By Wesley J. Smith
Assisted suicide supporters have filed SB128, a bill in the state California Senate to legalize doctor-prescribed death. Supporters justify the move by pointing to Oregon’s assisted-suicide experience that, they claim, has worked without a flaw.
But how would they know?
State oversight depends almost entirely on self-reporting by physicians, who are about as likely to tell the state that they broke the law as they are to tell the IRS they cheated on their taxes. Moreover, Oregon state officials admitted to a British House of Lords investigative committee considering legalization of assisted suicide, that Oregon’s oversight agency does not have the legal authority — or budget — to conduct independent inquiries even if a legal violation is uncovered.
Perhaps that is why Dr. Kathleen Foley and psychiatrist Herbert Hendin — a nationally known palliative care expert and a premier suicide prevention expert, respectively — concluded in their Michigan Law Review study that “the evidence strongly suggests” the Oregon law’s “safeguards are circumvented in ways that are harmful to patients.”
Meanwhile, data published by the Oregon Health Department shows that most requests for assisted suicide involve future fears about losing autonomy or the ability to engage in enjoyable activities and possible loss of dignity. These are important matters to be sure, but they don’t require lethal prescriptions to ameliorate.

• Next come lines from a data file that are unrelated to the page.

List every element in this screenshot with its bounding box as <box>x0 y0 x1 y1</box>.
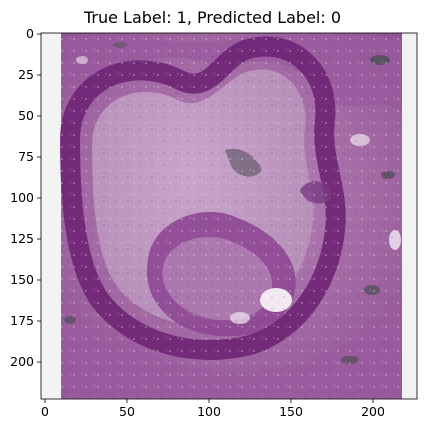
y-tick-label: 150 <box>10 272 34 287</box>
y-tick-label: 125 <box>10 231 34 246</box>
x-tick-label: 100 <box>197 404 221 419</box>
x-tick-label: 200 <box>361 404 385 419</box>
x-tick-marks <box>44 399 374 403</box>
x-tick-label: 150 <box>279 404 303 419</box>
axes-frame <box>40 32 418 400</box>
y-tick-label: 50 <box>18 108 34 123</box>
y-tick-label: 200 <box>10 354 34 369</box>
figure-title: True Label: 1, Predicted Label: 0 <box>83 8 342 27</box>
x-tick-label: 0 <box>41 404 49 419</box>
x-tick-labels: 0 50 100 150 200 <box>41 404 385 419</box>
histology-image <box>41 33 417 399</box>
y-tick-label: 100 <box>10 190 34 205</box>
y-tick-labels: 0 25 50 75 100 125 150 175 200 <box>10 26 34 369</box>
x-tick-label: 50 <box>119 404 135 419</box>
y-tick-label: 175 <box>10 313 34 328</box>
y-tick-marks <box>37 33 41 363</box>
y-tick-label: 0 <box>26 26 34 41</box>
y-tick-label: 25 <box>18 67 34 82</box>
y-tick-label: 75 <box>18 149 34 164</box>
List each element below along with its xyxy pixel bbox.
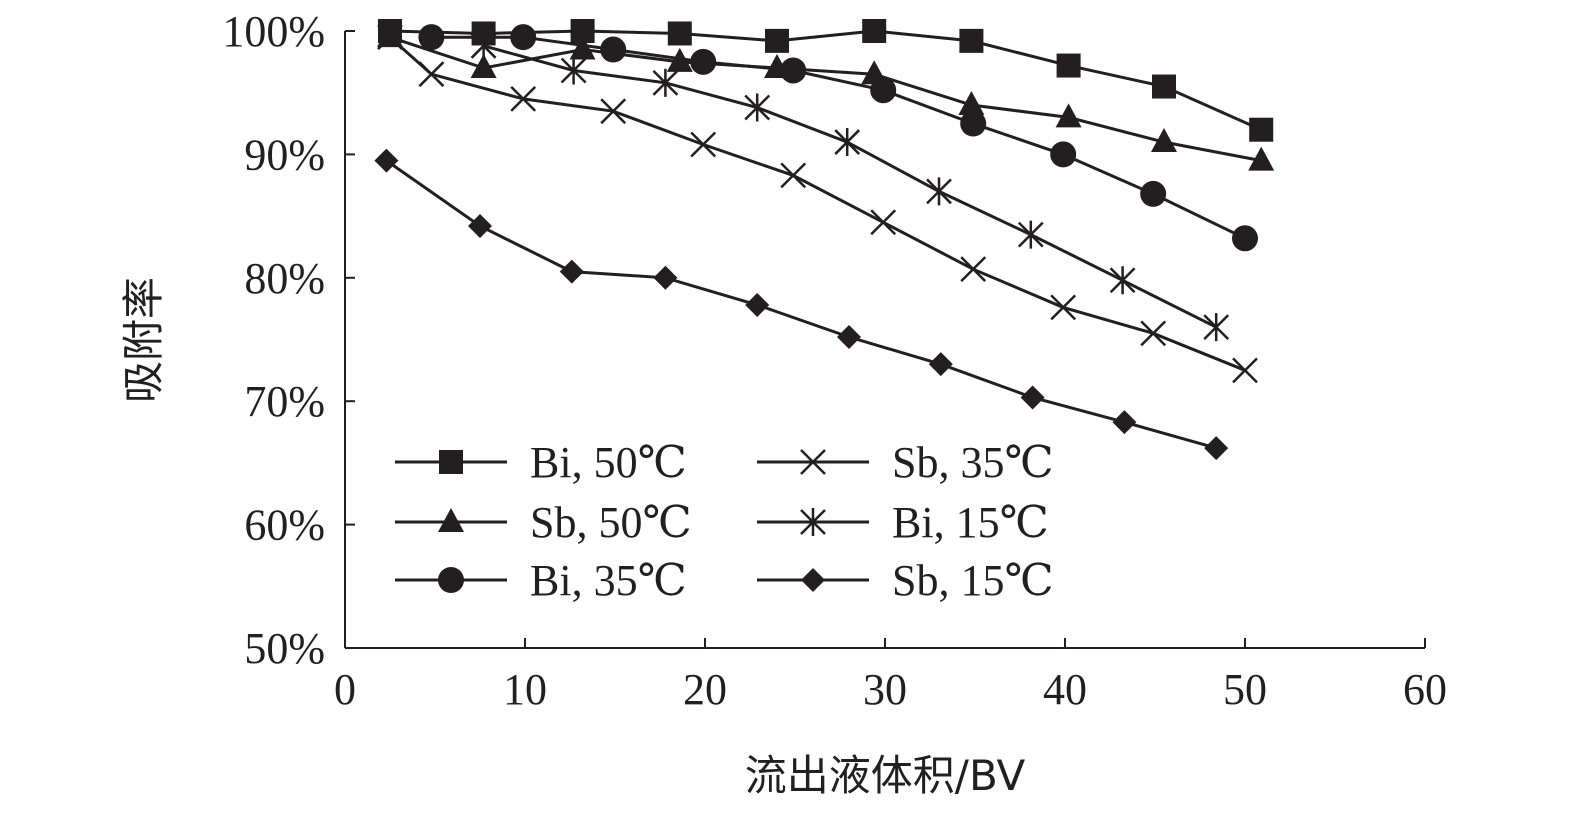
data-point xyxy=(510,24,537,51)
data-point xyxy=(1248,146,1275,171)
y-tick-label: 80% xyxy=(244,254,325,303)
data-point xyxy=(418,61,445,88)
data-point xyxy=(837,325,861,350)
x-tick-label: 20 xyxy=(683,665,727,714)
data-point xyxy=(1232,225,1258,252)
data-point xyxy=(870,209,897,236)
legend-item: Sb, 35℃ xyxy=(757,438,1054,487)
data-point xyxy=(780,162,807,189)
data-point xyxy=(870,77,897,104)
data-point xyxy=(510,85,537,112)
y-tick-label: 100% xyxy=(222,7,325,56)
data-point xyxy=(652,68,679,97)
data-point xyxy=(600,98,627,125)
legend-marker xyxy=(438,567,464,593)
data-point xyxy=(690,48,717,75)
legend-label: Sb, 50℃ xyxy=(530,498,692,547)
data-point xyxy=(560,56,587,85)
data-point xyxy=(744,93,771,122)
data-point xyxy=(1020,385,1045,410)
data-point xyxy=(959,28,984,53)
data-point xyxy=(834,128,861,157)
data-point xyxy=(1055,103,1082,128)
data-point xyxy=(1203,313,1230,342)
legend-item: Bi, 50℃ xyxy=(395,438,687,487)
x-axis-title: 流出液体积/BV xyxy=(745,751,1026,800)
data-point xyxy=(667,21,692,46)
legend-label: Sb, 15℃ xyxy=(892,556,1054,605)
legend-label: Bi, 15℃ xyxy=(892,498,1049,547)
legend-marker xyxy=(438,508,464,532)
legend-marker xyxy=(800,508,826,536)
series-line xyxy=(483,44,1217,329)
series-layer xyxy=(374,19,1275,461)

Passing SB128 would dramatically increase California’s suicide rate. Last year, 105 Oregonians died by assisted suicide. California’s population is 10 times larger than Oregon’s (37.5 million versus only 3.8 million), meaning that perhaps 1,000 of us could die each year by doctor-prescribed death if the bill becomes law. If so, California’s suicide rate would increase from about 3,300 annually to 4,300, an upsurge of about one-third.
SB128 would hide that problem by requiring doctors to lie on death certificates. Under the bill, if a terminally ill patient takes a legally prescribed overdose, “The cause of death listed on an individual’s death certificate who uses aid-in-dying medication shall be the underlying terminal illness.” That’s not only a corruption of public records integrity, but would materially thwart the very transparency that advocates claim that their bill promotes.
Assisted-suicide apologists might say that the increased number of suicides wouldn’t matter because the people receiving the prescriptions would be dying anyway. But surely that doesn’t excuse falsifying public documents.
Moreover, by definition, those who died under the law would have passed later, but for taking the lethal drugs. Which raises another point: Legalizing doctor-prescribed death would mean that suicidal terminally ill patients would often be denied suicide-prevention services, currently a crucial aspect of hospice care.
Besides, a terminal diagnosis isn’t a guarantee one will die when predicted. Most of us know of people who were supposed to die within six months but lived for years. Humorist Art Buchwald is a notable example. He entered hospice for kidney failure, but rather than dying as expected, improved to the point that he left the program. He even lived long enough to write his last book — about the great value he received from his experience in hospice!
Assisted suicide is bad medicine and even worse public policy. The Legislature should reject hastened death and focus instead on assuring that every Californian has ready access to the best end-of-life care that medicine can provide.
Wesley J. Smith is a senior fellow at the Discovery Institute’s Center on Human Exceptionalism and a consultant for the Patients Rights Council. This appeared at sfchronicle.com.